The interesting parts when you read past the keynote:
- It runs against Work IQ, so it inherits the user's M365 permissions automatically.
- It writes back to the user's OneDrive. Every artifact the agent produces is a real file with normal sharing.
- It logs every step through Purview and the M365 audit log, the same way a human session would.
- The user retains the authority to commit any change. Cowork drafts; the human signs.
That last point is doing a lot of work. Cowork is positioned as bounded autonomy, the design pattern that's actually shipping at scale right now.
The M365 E7 SKU bundle
The packaging matters, and it's where most of the surprise lives for buyers. Microsoft 365 E7 unifies E5, Microsoft 365 Copilot, and Agent 365 into a single license powered by Work IQ. If your tenant is on E5 plus standalone Copilot today, E7 is the consolidation play. If you're on E3 plus standalone Copilot, the gap to E7 is wider than it looks because you're also picking up the E5 security stack.
The license calculus is now an agent calculus. That's new in 2026.
Where this changes the architecture conversation
Three concrete shifts I'm watching as an M365 architect:
- Sensitivity labels are now load-bearing for agents. They were always important. Now they are the primary mechanism preventing an agent from leaking information the user could technically see, but shouldn't be feeding into prompts. Label hygiene is suddenly not a compliance chore. It's an AI safety control.
- Conditional Access policies extend to agent sessions. Anywhere you'd block a risky sign-in for a human, you'll want to consider how that policy applies when the human is delegating to a Cowork session. This is still being figured out in the real world.
- Audit becomes a primary surface, not a backstop. The first month after enabling Cowork in a tenant, your audit log volume changes shape. Plan for it.
In your environment
If you administer M365 today, the Work IQ era doesn't ask you to build new infrastructure. It asks you to harden the infrastructure you already have so that an agent grounded in your tenant doesn't expose anything an audit would flag.

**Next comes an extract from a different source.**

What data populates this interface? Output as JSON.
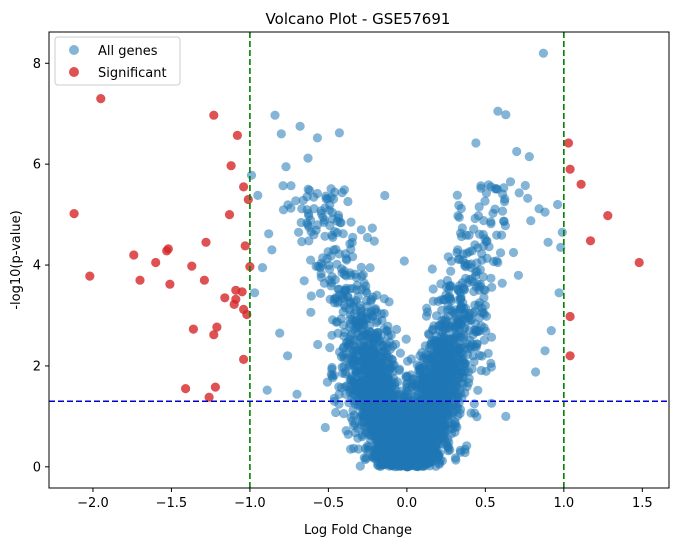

The starter list is short:
- Audit your sensitivity-label coverage. Anything labeled Confidential or higher is now a fence for agents, not just for sharing dialogs.
- Review SharePoint site permissions for the dreaded "Everyone except external" pattern. Cowork honors what's there. If oversharing is already in the environment, agents will surface it faster than humans would.
- Decide who in your org gets agent-enabled licenses first. Pilot small. Read the audit log weekly.
Work IQ is the rare Microsoft launch where the governance story is the product, not a footnote. Treat it as such and you'll be ahead of most of the market.